De biofysische profieltest is een combinatie van een niet-stress test en een echografie.De scan wordt gedaan om te kijken naar de:
- lichaamsbewegingen (over een periode van 30minuten, of meer als hij slaapt)
- spiertonus (buigen van armen en benen)
- ademhalingsbewegingen (het vermogen van de baby om zijn borstspieren en middenrif te bewegen)
- de hoeveelheid vruchtwater die hem omgeeft
- hartslag (slagen per minuut)
Uit de testresultaten zal blijken of uw baby voldoende zuurstof krijgt.
Elk van de vijf onderdelen – lichaamsbewegingen, spiertonus, ademhalingsbewegingen, vruchtwater en hartslag – krijgt een score van 0 (abnormaal) of 2 (normaal).
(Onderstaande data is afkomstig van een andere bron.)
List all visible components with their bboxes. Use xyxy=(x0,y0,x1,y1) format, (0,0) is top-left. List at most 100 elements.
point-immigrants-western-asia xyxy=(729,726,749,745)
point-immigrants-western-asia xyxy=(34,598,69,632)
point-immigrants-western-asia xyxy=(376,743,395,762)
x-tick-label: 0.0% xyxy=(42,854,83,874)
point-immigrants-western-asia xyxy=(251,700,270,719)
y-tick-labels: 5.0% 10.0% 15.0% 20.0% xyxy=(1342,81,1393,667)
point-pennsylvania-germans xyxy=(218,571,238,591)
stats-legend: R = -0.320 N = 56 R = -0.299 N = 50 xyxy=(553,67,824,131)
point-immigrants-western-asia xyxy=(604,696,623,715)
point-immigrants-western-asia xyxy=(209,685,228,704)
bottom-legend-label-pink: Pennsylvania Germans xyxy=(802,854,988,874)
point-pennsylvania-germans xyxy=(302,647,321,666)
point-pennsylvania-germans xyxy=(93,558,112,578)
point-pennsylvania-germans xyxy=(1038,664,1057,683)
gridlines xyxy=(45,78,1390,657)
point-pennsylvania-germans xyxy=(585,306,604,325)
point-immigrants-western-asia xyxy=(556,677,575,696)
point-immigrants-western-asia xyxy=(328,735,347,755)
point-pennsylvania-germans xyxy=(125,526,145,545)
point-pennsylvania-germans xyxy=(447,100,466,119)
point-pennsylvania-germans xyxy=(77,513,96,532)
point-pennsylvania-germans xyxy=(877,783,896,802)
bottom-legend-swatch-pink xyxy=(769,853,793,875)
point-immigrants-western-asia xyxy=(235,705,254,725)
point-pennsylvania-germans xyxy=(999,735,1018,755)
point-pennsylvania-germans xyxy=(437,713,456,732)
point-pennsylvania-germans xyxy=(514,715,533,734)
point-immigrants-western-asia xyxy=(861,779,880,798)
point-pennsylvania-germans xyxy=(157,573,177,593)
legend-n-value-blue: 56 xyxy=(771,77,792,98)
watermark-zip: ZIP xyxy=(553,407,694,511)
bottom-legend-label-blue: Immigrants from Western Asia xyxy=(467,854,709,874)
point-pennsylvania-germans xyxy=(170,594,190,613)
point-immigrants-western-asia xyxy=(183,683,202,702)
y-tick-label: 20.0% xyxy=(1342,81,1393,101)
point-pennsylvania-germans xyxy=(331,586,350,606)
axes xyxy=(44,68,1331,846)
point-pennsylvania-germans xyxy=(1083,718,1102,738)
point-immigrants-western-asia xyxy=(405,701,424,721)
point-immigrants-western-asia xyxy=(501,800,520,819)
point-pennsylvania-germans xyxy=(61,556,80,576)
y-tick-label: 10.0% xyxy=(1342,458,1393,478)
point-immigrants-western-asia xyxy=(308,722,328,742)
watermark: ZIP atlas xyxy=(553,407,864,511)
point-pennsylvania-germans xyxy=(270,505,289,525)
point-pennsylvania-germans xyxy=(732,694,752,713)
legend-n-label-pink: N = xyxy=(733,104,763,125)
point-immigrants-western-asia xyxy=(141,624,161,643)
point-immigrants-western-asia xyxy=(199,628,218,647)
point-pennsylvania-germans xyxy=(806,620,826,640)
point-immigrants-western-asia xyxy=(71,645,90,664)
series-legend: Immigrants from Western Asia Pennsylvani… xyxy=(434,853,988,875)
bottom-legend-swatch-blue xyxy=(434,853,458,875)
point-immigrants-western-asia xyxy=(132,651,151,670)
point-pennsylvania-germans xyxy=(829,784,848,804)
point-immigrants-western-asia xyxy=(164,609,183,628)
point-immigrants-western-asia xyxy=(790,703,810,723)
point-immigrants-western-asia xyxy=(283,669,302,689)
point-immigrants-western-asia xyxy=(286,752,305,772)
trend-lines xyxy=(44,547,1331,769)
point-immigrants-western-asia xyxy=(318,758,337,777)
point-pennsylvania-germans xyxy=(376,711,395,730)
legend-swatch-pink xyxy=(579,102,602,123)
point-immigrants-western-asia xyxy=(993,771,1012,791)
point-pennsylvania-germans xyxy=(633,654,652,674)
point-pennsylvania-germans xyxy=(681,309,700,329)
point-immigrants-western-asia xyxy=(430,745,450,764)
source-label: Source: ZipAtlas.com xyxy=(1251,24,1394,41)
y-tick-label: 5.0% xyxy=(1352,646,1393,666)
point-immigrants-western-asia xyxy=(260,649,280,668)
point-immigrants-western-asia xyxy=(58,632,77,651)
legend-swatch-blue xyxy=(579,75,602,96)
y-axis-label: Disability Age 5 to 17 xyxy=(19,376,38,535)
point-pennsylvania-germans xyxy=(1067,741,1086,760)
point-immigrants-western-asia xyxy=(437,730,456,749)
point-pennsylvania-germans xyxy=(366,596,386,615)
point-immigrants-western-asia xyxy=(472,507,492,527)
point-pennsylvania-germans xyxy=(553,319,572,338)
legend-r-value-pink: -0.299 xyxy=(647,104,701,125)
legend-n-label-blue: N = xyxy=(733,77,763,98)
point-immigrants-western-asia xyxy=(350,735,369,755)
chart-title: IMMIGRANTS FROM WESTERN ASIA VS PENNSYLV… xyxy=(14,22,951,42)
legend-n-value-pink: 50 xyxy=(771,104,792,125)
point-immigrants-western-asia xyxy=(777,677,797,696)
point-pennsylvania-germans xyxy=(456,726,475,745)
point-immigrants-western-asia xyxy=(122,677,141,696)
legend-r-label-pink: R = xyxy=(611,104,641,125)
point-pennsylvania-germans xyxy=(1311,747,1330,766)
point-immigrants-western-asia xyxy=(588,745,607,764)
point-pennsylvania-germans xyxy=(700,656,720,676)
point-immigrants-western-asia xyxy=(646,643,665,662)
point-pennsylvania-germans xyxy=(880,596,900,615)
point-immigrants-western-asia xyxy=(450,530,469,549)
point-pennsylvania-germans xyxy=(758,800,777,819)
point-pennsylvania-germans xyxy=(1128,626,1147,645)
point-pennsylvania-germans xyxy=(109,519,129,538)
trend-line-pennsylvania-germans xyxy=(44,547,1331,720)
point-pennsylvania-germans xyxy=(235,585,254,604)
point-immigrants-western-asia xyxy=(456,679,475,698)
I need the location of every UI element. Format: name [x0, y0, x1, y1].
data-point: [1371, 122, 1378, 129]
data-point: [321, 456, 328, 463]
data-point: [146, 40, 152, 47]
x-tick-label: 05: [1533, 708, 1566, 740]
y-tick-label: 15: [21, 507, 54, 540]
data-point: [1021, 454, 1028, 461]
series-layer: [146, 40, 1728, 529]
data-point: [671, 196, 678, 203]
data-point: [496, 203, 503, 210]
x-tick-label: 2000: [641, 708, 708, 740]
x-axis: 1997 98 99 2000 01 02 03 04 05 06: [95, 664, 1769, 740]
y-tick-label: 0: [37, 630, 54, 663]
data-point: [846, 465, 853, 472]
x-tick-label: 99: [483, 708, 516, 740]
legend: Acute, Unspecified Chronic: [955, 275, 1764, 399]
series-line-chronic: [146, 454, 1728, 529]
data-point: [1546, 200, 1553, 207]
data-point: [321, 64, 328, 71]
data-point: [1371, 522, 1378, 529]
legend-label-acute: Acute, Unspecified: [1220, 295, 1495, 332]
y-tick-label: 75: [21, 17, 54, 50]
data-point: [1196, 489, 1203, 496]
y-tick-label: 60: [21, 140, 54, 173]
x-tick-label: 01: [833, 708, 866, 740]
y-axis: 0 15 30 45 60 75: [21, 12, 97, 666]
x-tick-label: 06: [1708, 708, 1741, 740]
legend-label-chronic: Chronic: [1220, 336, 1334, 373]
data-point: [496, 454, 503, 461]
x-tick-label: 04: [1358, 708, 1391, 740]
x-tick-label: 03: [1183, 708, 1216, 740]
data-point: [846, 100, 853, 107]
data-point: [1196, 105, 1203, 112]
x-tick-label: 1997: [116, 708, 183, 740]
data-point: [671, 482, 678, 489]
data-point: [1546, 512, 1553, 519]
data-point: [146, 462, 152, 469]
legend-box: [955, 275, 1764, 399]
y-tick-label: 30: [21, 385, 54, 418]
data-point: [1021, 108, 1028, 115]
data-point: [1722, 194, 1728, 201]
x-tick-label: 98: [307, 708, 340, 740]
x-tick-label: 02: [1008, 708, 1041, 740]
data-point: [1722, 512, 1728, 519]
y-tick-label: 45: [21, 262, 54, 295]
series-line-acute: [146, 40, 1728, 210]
Deze worden opgeteld tot een totaalscore die varieert van 0 tot 10. In het algemeen is een totaalscore van:
- 8 of 10 is normaal
- 6 wordt beschouwd als borderline
- minder dan 6 is zorgwekkend
Als uw arts zich zorgen maakt over het welzijn van uw baby, zal ze waarschijnlijk voorstellen om uw baby beter te observeren en verdere tests te laten doen. Als ze denkt dat het niet goed gaat met de baby en dat de bevalling moet plaatsvinden, wordt de bevalling ingeleid of krijgt u een keizersnede.
Een CTG wordt soms ook tijdens de bevalling gedaan als uw baby continu in de gaten moet worden gehouden.
Als uw arts u een Syntocinon-infuus geeft om de bevalling op te wekken of te versnellen, krijgt u meestal ook een CTG. Syntocinon is een kunstmatige vorm van het arbeidshormoon oxytocine en kan uw weeën krachtiger maken.
Met een CTG kunt u zien of uw baby goed reageert op de sterkere weeën of niet. In dat geval zal uw arts de banden bij u houden totdat u de persfase van de bevalling bereikt.
Als uit de test blijkt dat de hartslag van uw baby te veel daalt met de weeën, zal uw arts de dosis Syntocinon verlagen om de kracht ervan te verminderen. Als dit niet helpt, hebt u misschien een spoedkeizersnede nodig.